Des gens debout dans une église
Les fidèles n'étaient pas assez nombreux dimanche matin pour occuper la moitié des bancs de l'église de Saint-Paul-de-Kent. Photo: Radio-Canada
Radio-Canada

Tandis que l'archidiocèse de Moncton, au Nouveau-Brunswick, se prépare à fermer une vingtaine d'églises d'ici trois à cinq ans, des fidèles souhaitent ne pas voir disparaître la messe dans leur paroisse.

Une centaine de personnes ont assisté à la messe à Saint-Paul-de-Kent, dimanche matin. Elles n'étaient pas assez nombreuses pour occuper la moitié des bancs de l'église.

Le taux de fréquentation n'inquiète pas tellement les paroissiens du village.

« Je ne suis pas inquiet pour l'avenir de Saint-Paul parce que déjà depuis un an il y a un comité qui discute de la relève », explique Adélard Cormier.

« Les réparations qui ont dû être faites sur l'église. Lorsqu'on a eu le dos au mur, on s'est tous donné la main et on est en bonne santé, disons », souligne Jacques Cormier.

Mais l'idée de leur village sans église les préoccupe. Ce serait un coup difficile pour la vie communautaire. Les résidents de Saint-Paul-de-Kent ont déjà vécu la fermeture de leur caisse populaire et de leur école ces dernières années.

C'est inquiétant d'une façon de voir les milieux ruraux disparaître graduellement.

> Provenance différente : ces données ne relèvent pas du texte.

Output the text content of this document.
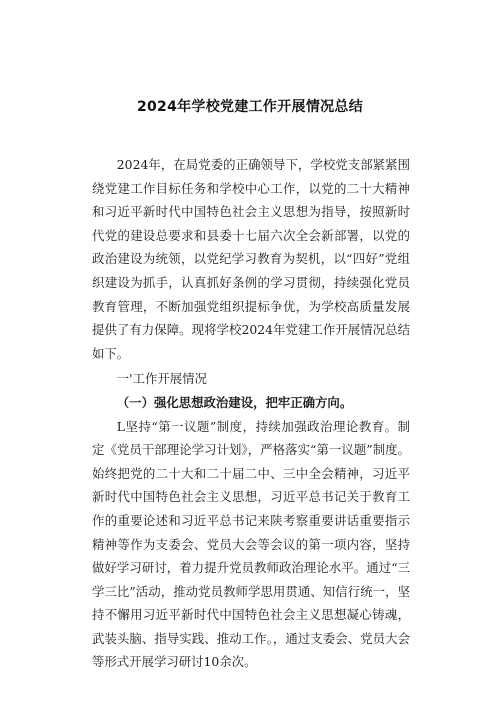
2024年学校党建工作开展情况总结

2024年，在局党委的正确领导下，学校党支部紧紧围绕党建工作目标任务和学校中心工作，以党的二十大精神和习近平新时代中国特色社会主义思想为指导，按照新时代党的建设总要求和县委十七届六次全会新部署，以党的政治建设为统领，以党纪学习教育为契机，以“四好”党组织建设为抓手，认真抓好条例的学习贯彻，持续强化党员教育管理，不断加强党组织提标争优，为学校高质量发展提供了有力保障。现将学校2024年党建工作开展情况总结如下。

一'工作开展情况

（一）强化思想政治建设，把牢正确方向。

L坚持“第一议题”制度，持续加强政治理论教育。制定《党员干部理论学习计划》，严格落实“第一议题”制度。始终把党的二十大和二十届二中、三中全会精神，习近平新时代中国特色社会主义思想，习近平总书记关于教育工作的重要论述和习近平总书记来陕考察重要讲话重要指示精神等作为支委会、党员大会等会议的第一项内容，坚持做好学习研讨，着力提升党员教师政治理论水平。通过“三学三比”活动，推动党员教师学思用贯通、知信行统一，坚持不懈用习近平新时代中国特色社会主义思想凝心铸魂，武装头脑、指导实践、推动工作。，通过支委会、党员大会等形式开展学习研讨10余次。
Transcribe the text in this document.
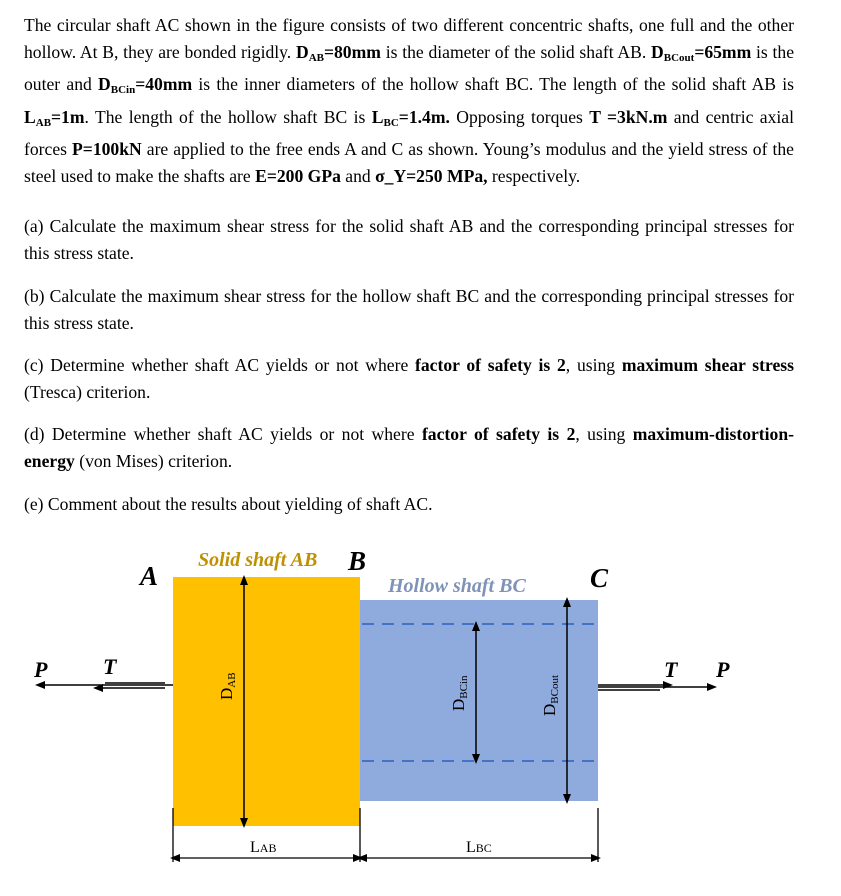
The circular shaft AC shown in the figure consists of two different concentric shafts, one full and the other hollow. At B, they are bonded rigidly. $D_{AB}=80mm$ is the diameter of the solid shaft AB. $D_{BCout}=65mm$ is the outer and $D_{BCin}=40mm$ is the inner diameters of the hollow shaft BC. The length of the solid shaft AB is $L_{AB}=1m$. The length of the hollow shaft BC is $L_{BC}=1.4m$. Opposing torques T =3kN.m and centric axial forces P=100kN are applied to the free ends A and C as shown. Young’s modulus and the yield stress of the steel used to make the shafts are E=200 GPa and σ_Y=250 MPa, respectively.

(a) Calculate the maximum shear stress for the solid shaft AB and the corresponding principal stresses for this stress state.

(b) Calculate the maximum shear stress for the hollow shaft BC and the corresponding principal stresses for this stress state.

(c) Determine whether shaft AC yields or not where factor of safety is 2, using maximum shear stress (Tresca) criterion.

(d) Determine whether shaft AC yields or not where factor of safety is 2, using maximum-distortion-energy (von Mises) criterion.

(e) Comment about the results about yielding of shaft AC.

Solid shaft AB B
A	Hollow shaft BC C
P	T	T P
DAB
DBCin
DBCout
LAB	LBC
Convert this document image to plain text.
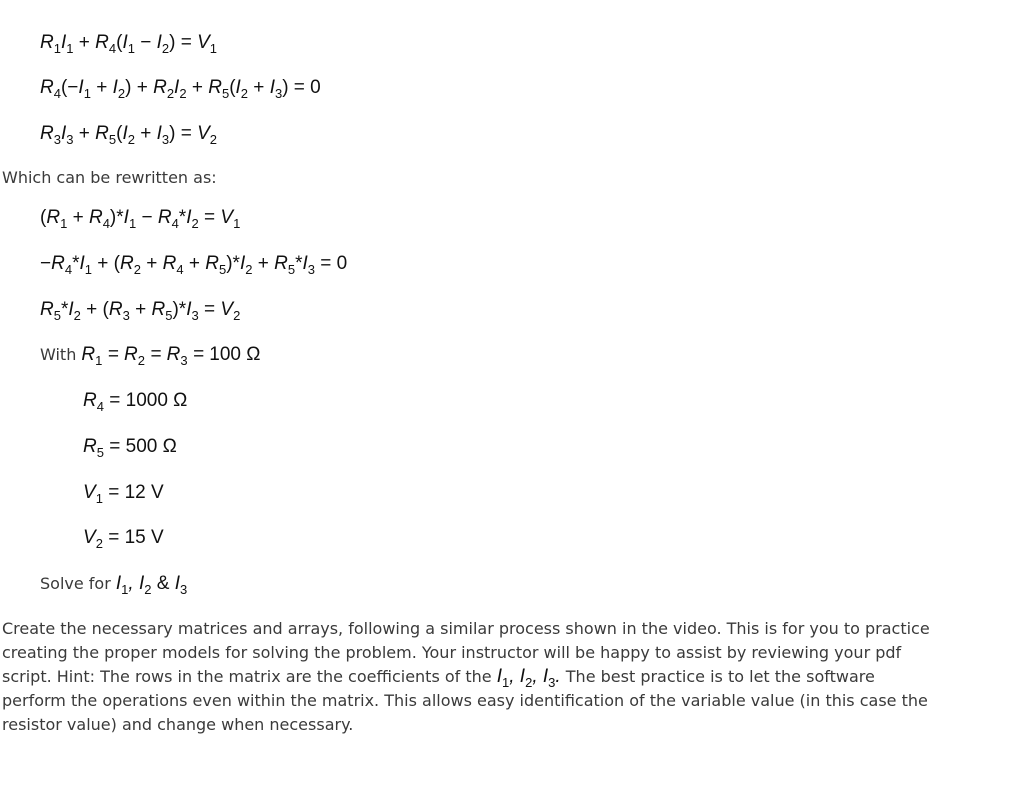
$R_1I_1 + R_4(I_1 - I_2) = V_1$
$R_4(-I_1 + I_2) + R_2I_2 + R_5(I_2 + I_3) = 0$
$R_3I_3 + R_5(I_2 + I_3) = V_2$
Which can be rewritten as:
$(R_1 + R_4)*I_1 - R_4*I_2 = V_1$
$-R_4*I_1 + (R_2 + R_4 + R_5)*I_2 + R_5*I_3 = 0$
$R_5*I_2 + (R_3 + R_5)*I_3 = V_2$
With $R_1 = R_2 = R_3 = 100$ Ω
$R_4 = 1000$ Ω
$R_5 = 500$ Ω
$V_1 = 12$ V
$V_2 = 15$ V
Solve for $I_1$, $I_2$ & $I_3$
Create the necessary matrices and arrays, following a similar process shown in the video. This is for you to practice
creating the proper models for solving the problem. Your instructor will be happy to assist by reviewing your pdf
script. Hint: The rows in the matrix are the coefficients of the $I_1$, $I_2$, $I_3$. The best practice is to let the software
perform the operations even within the matrix. This allows easy identification of the variable value (in this case the
resistor value) and change when necessary.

Marcel Henrie, paroissien à Saint-Paul-de-Kent

« On ne sera plus un village. On sera, je ne sais pas, on n’existera plus », craint Jeannette Arsenault.

Une église vue de l'extérieurLa municipalité de Memramcook compte trois églises. Photo : Radio-Canada

À Memramcook, les paroissiens ne sont pas étonnés par l’annonce de l’archidiocèse. Puisqu’il y a trois églises dans leur municipalité, cela fait déjà quelques années qu'ils se doutent du danger qui les guette.

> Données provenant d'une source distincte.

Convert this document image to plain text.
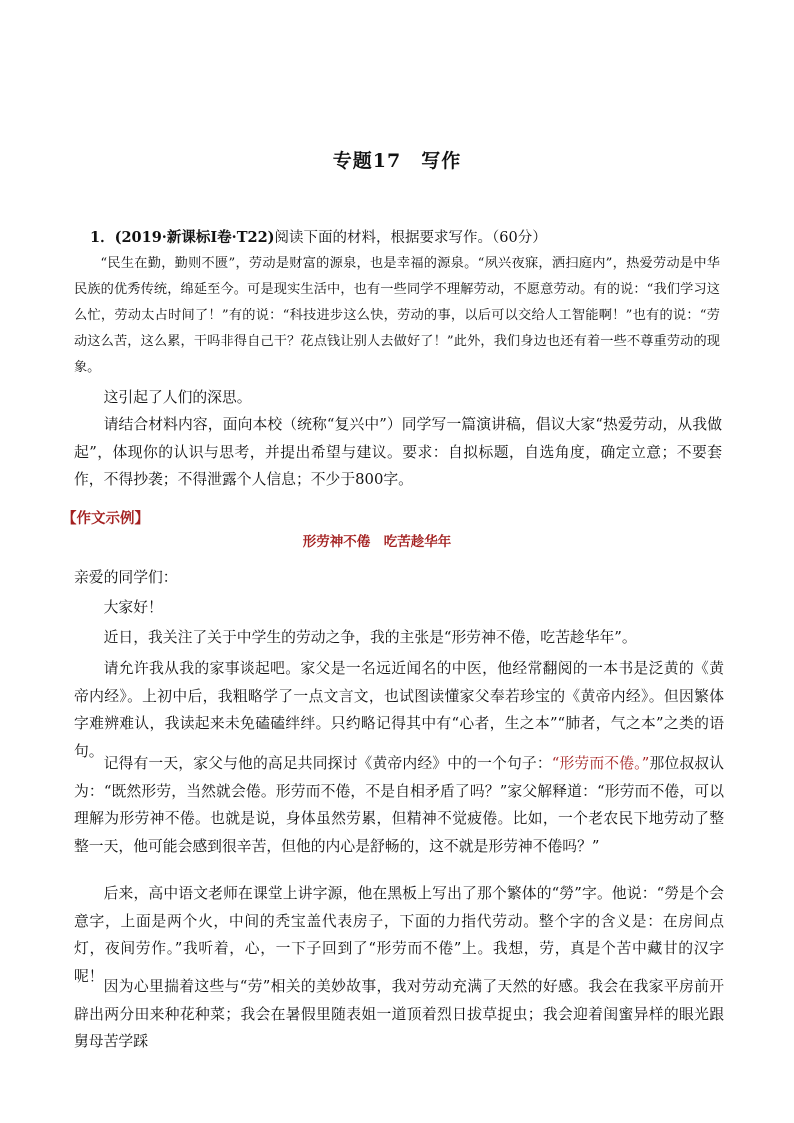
专题17　写作
1．(2019·新课标I卷·T22)阅读下面的材料，根据要求写作。（60分）
“民生在勤，勤则不匮”，劳动是财富的源泉，也是幸福的源泉。“夙兴夜寐，洒扫庭内”，热爱劳动是中华民族的优秀传统，绵延至今。可是现实生活中，也有一些同学不理解劳动，不愿意劳动。有的说：“我们学习这么忙，劳动太占时间了！”有的说：“科技进步这么快，劳动的事，以后可以交给人工智能啊！”也有的说：“劳动这么苦，这么累，干吗非得自己干？花点钱让别人去做好了！”此外，我们身边也还有着一些不尊重劳动的现象。
这引起了人们的深思。
请结合材料内容，面向本校（统称“复兴中”）同学写一篇演讲稿，倡议大家“热爱劳动，从我做起”，体现你的认识与思考，并提出希望与建议。要求：自拟标题，自选角度，确定立意；不要套作，不得抄袭；不得泄露个人信息；不少于800字。
【作文示例】
形劳神不倦　吃苦趁华年
亲爱的同学们：
大家好！
近日，我关注了关于中学生的劳动之争，我的主张是“形劳神不倦，吃苦趁华年”。
请允许我从我的家事谈起吧。家父是一名远近闻名的中医，他经常翻阅的一本书是泛黄的《黄帝内经》。上初中后，我粗略学了一点文言文，也试图读懂家父奉若珍宝的《黄帝内经》。但因繁体字难辨难认，我读起来未免磕磕绊绊。只约略记得其中有“心者，生之本”“肺者，气之本”之类的语句。
记得有一天，家父与他的高足共同探讨《黄帝内经》中的一个句子：“形劳而不倦。”那位叔叔认为：“既然形劳，当然就会倦。形劳而不倦，不是自相矛盾了吗？”家父解释道：“形劳而不倦，可以理解为形劳神不倦。也就是说，身体虽然劳累，但精神不觉疲倦。比如，一个老农民下地劳动了整整一天，他可能会感到很辛苦，但他的内心是舒畅的，这不就是形劳神不倦吗？”
后来，高中语文老师在课堂上讲字源，他在黑板上写出了那个繁体的“勞”字。他说：“勞是个会意字，上面是两个火，中间的秃宝盖代表房子，下面的力指代劳动。整个字的含义是：在房间点灯，夜间劳作。”我听着，心，一下子回到了“形劳而不倦”上。我想，劳，真是个苦中藏甘的汉字呢！
因为心里揣着这些与“劳”相关的美妙故事，我对劳动充满了天然的好感。我会在我家平房前开辟出两分田来种花种菜；我会在暑假里随表姐一道顶着烈日拔草捉虫；我会迎着闺蜜异样的眼光跟舅母苦学踩
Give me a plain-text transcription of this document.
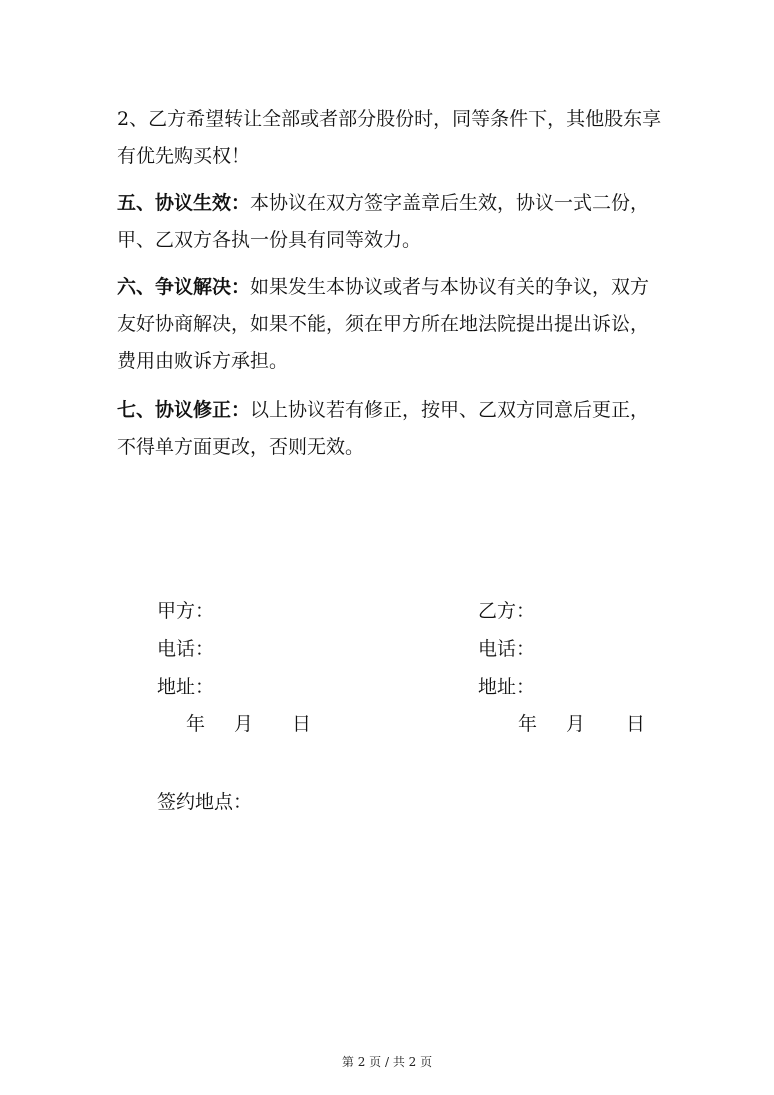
2、乙方希望转让全部或者部分股份时，同等条件下，其他股东享有优先购买权！

五、协议生效：本协议在双方签字盖章后生效，协议一式二份，甲、乙双方各执一份具有同等效力。

六、争议解决：如果发生本协议或者与本协议有关的争议，双方友好协商解决，如果不能，须在甲方所在地法院提出提出诉讼，费用由败诉方承担。

七、协议修正：以上协议若有修正，按甲、乙双方同意后更正，不得单方面更改，否则无效。

甲方：
电话：
地址：
年 月 日
乙方：
电话：
地址：
年 月 日
签约地点：
第 2 页 / 共 2 页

Le problème, selon eux, c’est que l'église n'arrive pas à attirer les jeunes générations.

« C'est la réalité qu'il n'y a pas assez de paroissiens. Ça va fermer, je suppose », estime Rachel Landry.

« C'est difficile de soutenir une église avec juste du vieux monde. Tu as besoin de la jeunesse. Tu as besoin de mettre un nouvel enthousiasme dans l'église », affirme Bernard Melanson.

Le dimanche, on sait que tous les enfants sont à l'aréna. Si on allait faire la messe à l'aréna, on aurait plus de monde.

Anita Boudreau, paroissienne à Memramcook

L'archidiocèse n'a pas encore précisé quelles églises sont menacées de fermeture, mais 16 d'entre elles sont dans des paroisses francophones. La décision survient à la suite d’une étude révélant les déficits financiers de plusieurs paroisses.